Abstract

Background: Premature death due to pulmonary embolism is a short-term complication of deep vein thrombosis (DVT). The long-term clinical course after DVT can be further complicated by excess mortality, recurrent venous thromboembolism (VTE), and the post-thrombotic syndrome (PTS), which may produce sizable long-term economic burdens. Objective: The goal of this study was to determine the cost-effectiveness of the low-molecular-weight heparin (LMWH) enoxaparin versus warfarin for the universal prophylaxis of DVT and associated long-term complications in US patients undergoing total hip replacement surgery (THRS). Methods: A model was constructed to assess the long-term cost-effectiveness of the 2 treatments.
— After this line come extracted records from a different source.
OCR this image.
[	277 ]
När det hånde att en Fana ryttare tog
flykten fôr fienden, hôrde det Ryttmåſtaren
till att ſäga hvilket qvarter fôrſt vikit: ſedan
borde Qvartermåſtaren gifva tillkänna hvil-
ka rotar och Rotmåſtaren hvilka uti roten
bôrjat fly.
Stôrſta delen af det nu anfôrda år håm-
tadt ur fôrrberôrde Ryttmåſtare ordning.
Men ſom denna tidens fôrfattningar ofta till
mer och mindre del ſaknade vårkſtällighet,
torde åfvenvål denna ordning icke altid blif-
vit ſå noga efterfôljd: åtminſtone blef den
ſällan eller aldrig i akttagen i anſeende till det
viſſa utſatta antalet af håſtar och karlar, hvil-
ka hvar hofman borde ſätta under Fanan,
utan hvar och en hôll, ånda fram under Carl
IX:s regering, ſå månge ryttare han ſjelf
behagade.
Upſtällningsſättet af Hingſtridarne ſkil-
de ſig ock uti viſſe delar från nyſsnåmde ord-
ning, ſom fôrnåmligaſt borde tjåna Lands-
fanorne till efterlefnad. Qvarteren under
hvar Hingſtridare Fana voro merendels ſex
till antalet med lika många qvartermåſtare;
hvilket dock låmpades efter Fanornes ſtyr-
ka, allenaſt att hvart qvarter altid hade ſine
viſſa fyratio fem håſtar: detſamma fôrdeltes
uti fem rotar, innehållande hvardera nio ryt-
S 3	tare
Patients undergoing THRS were exposed to a short-term risk of developing a DVT. Patients surviving a DVT were exposed to increased risk of long-term complications of DVT, including PTS, recurrent VTE, and increased mortality. Published literature, augmented by expert opinion, served as input for the model's resource use and costs for DVT prophylaxis, clinical diagnosis, and treatment of DVT, VTE, and PTS. Results: When the analysis included only the short-term consequences of DVT, therapy with enoxaparin resulted in a net cost of $133 per patient and a net increase of 0.04 quality-adjusted life-years (QALYs) per patient. Thromboprophylaxis with enoxaparin versus warfarin resulted in $3733 per QALY saved. In contrast, when the long-term consequences of DVT were included, enoxaparin resulted in net lifetime savings of $89 per patient and net QALY benefits of 0.16 per patient. Conclusions: To the best of our knowledge, this is the first US economic analysis comparing DVT prophylaxis with the LMWH enoxaparin versus warfarin that included the long-term complications of DVT. Our model suggests that use of enoxaparin in patients undergoing THRS reduces the economic burden associated with these long-term complications.